Mindfulness for better choices

photo of person s hands

“Are you making good choices?” A sentence that has been ringing in the ears of my daycare for years. Before any form of discipline is given in the daycare or even with my own children I always ask that question.

It is important to establish that children fully understand what they are doing in an unfavorable situation. Given the chance to rectify the issue, it also gives them an opportunity to see what their words or actions are doing in their environment, and how it is affecting their peers. The step back aids in getting them to assess their actions, show remorse, and stops the behavior before it becomes a repeated concern. It’s important to reinforce that “good choices” help in heading in a positive direction through praise and recognition, whereas “bad choices” will end up with negative consequences, and possibly further disciplinary action.

Everyone has their own idea of appropriate discipline. Daycares are very restricted, so we get creative. Working with Parents, creates harmony and solidifies boundaries. Daycare staff have to be approachable, to achieve parental confidence. When both environments combine, it creates a beautiful, clear, and concise climate for the children.

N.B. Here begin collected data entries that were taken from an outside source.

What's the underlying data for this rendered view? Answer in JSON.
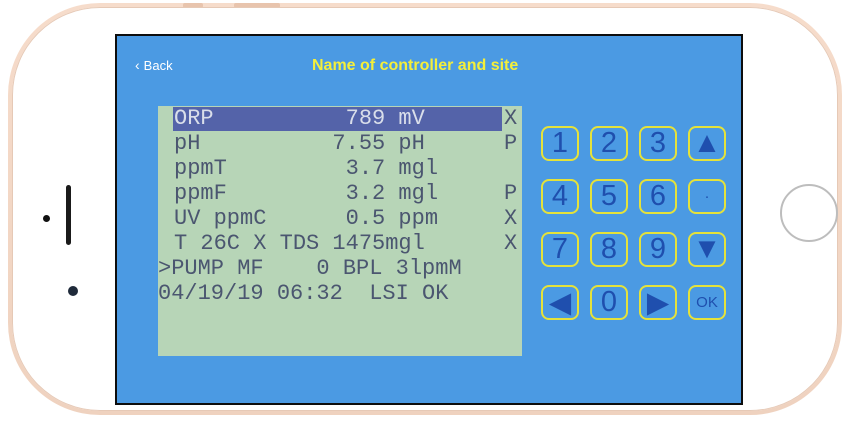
{
  "nav": {
    "back_label": "Back",
    "title": "Name of controller and site"
  },
  "lcd": {
    "rows": [
      {
        "text": "ORP          789 mV",
        "flag": "X",
        "selected": true
      },
      {
        "text": "pH          7.55 pH",
        "flag": "P"
      },
      {
        "text": "ppmT         3.7 mgl",
        "flag": ""
      },
      {
        "text": "ppmF         3.2 mgl",
        "flag": "P"
      },
      {
        "text": "UV ppmC      0.5 ppm",
        "flag": "X"
      },
      {
        "text": "T 26C X TDS 1475mgl",
        "flag": "X"
      },
      {
        "text": ">PUMP MF    0 BPL 3lpmM",
        "flag": ""
      },
      {
        "text": "04/19/19 06:32  LSI OK",
        "flag": ""
      }
    ]
  },
  "keypad": {
    "keys": [
      "1",
      "2",
      "3",
      "▲",
      "4",
      "5",
      "6",
      "·",
      "7",
      "8",
      "9",
      "▼",
      "◀",
      "0",
      "▶",
      "OK"
    ]
  },
  "colors": {
    "screen_bg": "#4b9ae3",
    "title": "#f4ef3a",
    "lcd_bg": "#b7d5b7",
    "lcd_text": "#4b5670",
    "lcd_highlight": "#5463a9",
    "key_border": "#e5e23a",
    "key_text": "#1f4fae"
  }
}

I am a firm believer that negative behavior merits negative consequences, and to always acknowledge positive behavior with praise and appreciation. Children like attention, and will seek attention whether it be unfavorable or affirmative, especially if they feel “unseen”. Teaching and promoting “Mindfulness” definitely alleviates unfavorable behavior.

It is vital to discuss inclusion as a desirable behavior to “making good choices”. Bullying is not a good choice, so it should be addressed. You don’t have to like everyone all the time, but never make a person feel bad or attacked. Little people have big emotions, learning how to regulate them is a worth while endeavor. The daycare promotes “using our words”, or having “alone time” at the table. It helps diffuse situations. Some children prefer seclusion, a safe place to let their emotions out in different ways, being given a better choice rather then hurting, or demeaning, another person.

“Be the person you needed as a child”, a sentence that always resonated with me. We must be role models for making good choices. Remember little eyes are always watching.